During the German occupation of Luxembourg in the Second World War, the castle was used to accommodate girls assigned to the Reichsarbeitsdient who performed farming and house-keeping work. Around 1957, it became a guest house and, in 1964, the American firm Monsanto converted it into a hotel. However business was not very successful and in 1970, the Commune of Rosport bought the castle for its own administrative offices while continuing to rent out the first-floor apartments to vacationers.

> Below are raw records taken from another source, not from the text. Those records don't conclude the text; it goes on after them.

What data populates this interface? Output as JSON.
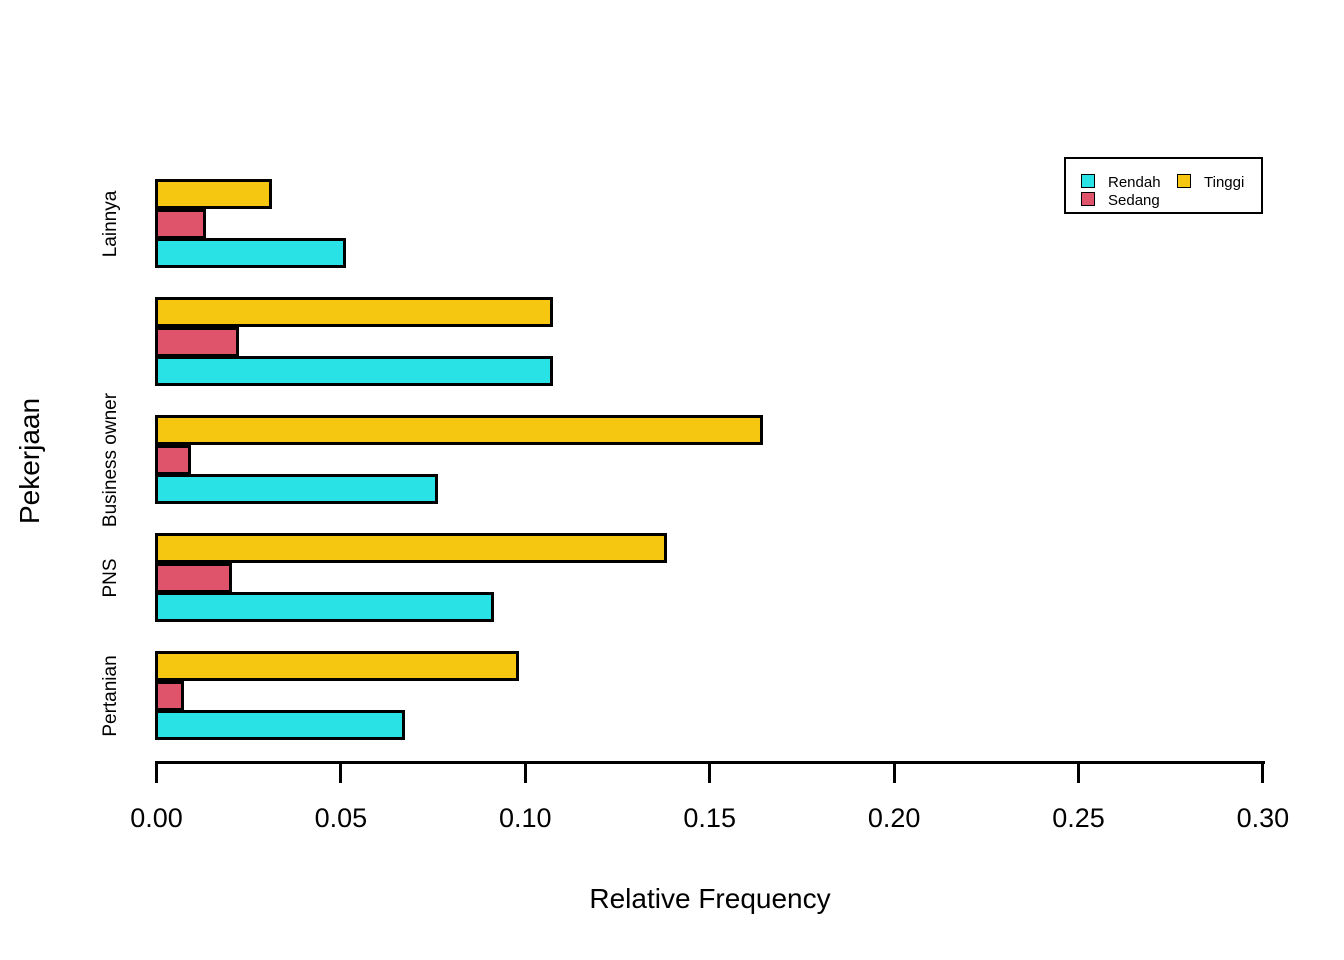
{
  "chart_data": {
    "type": "bar",
    "orientation": "horizontal",
    "xlabel": "Relative Frequency",
    "ylabel": "Pekerjaan",
    "xlim": [
      0,
      0.3
    ],
    "x_ticks": [
      "0.00",
      "0.05",
      "0.10",
      "0.15",
      "0.20",
      "0.25",
      "0.30"
    ],
    "grid": false,
    "background": "#FFFFFF",
    "bar_border_color": "#000000",
    "categories_top_to_bottom": [
      "Lainnya",
      "",
      "Business owner",
      "PNS",
      "Pertanian"
    ],
    "series": [
      {
        "name": "Rendah",
        "color": "#28E2E5",
        "values_top_to_bottom": [
          0.051,
          0.107,
          0.076,
          0.091,
          0.067
        ]
      },
      {
        "name": "Sedang",
        "color": "#DF536B",
        "values_top_to_bottom": [
          0.013,
          0.022,
          0.009,
          0.02,
          0.007
        ]
      },
      {
        "name": "Tinggi",
        "color": "#F5C710",
        "values_top_to_bottom": [
          0.031,
          0.107,
          0.164,
          0.138,
          0.098
        ]
      }
    ],
    "bar_order_within_group_top_to_bottom": [
      "Tinggi",
      "Sedang",
      "Rendah"
    ],
    "legend": {
      "position": "top-right",
      "columns": [
        [
          "Rendah",
          "Sedang"
        ],
        [
          "Tinggi"
        ]
      ]
    }
  }
}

In 1972, these were replaced by a holiday home for old people.

After restoration work was completed in 1999, serious consideration was given to opening a museum on the premises. In 1981, the celebrations for Tudor's 100th anniversary had included an exhibition on the development of the lead–acid battery, his principal success. Although the decision to go ahead with the museum was reached in 1995, many difficulties had to be overcome and it was only in May 2009 that the "Friends of the Henri Tudor Museum" were finally able to open it to the public.

==The castle today==

In addition to the museum, the building houses the administrative offices of the commune of Rosport-Mompach. The museum itself is open all year round from Wednesday to Sunday, 2 pm to 6 pm. In July and August, it is also open on Monday and Tuesday afternoons.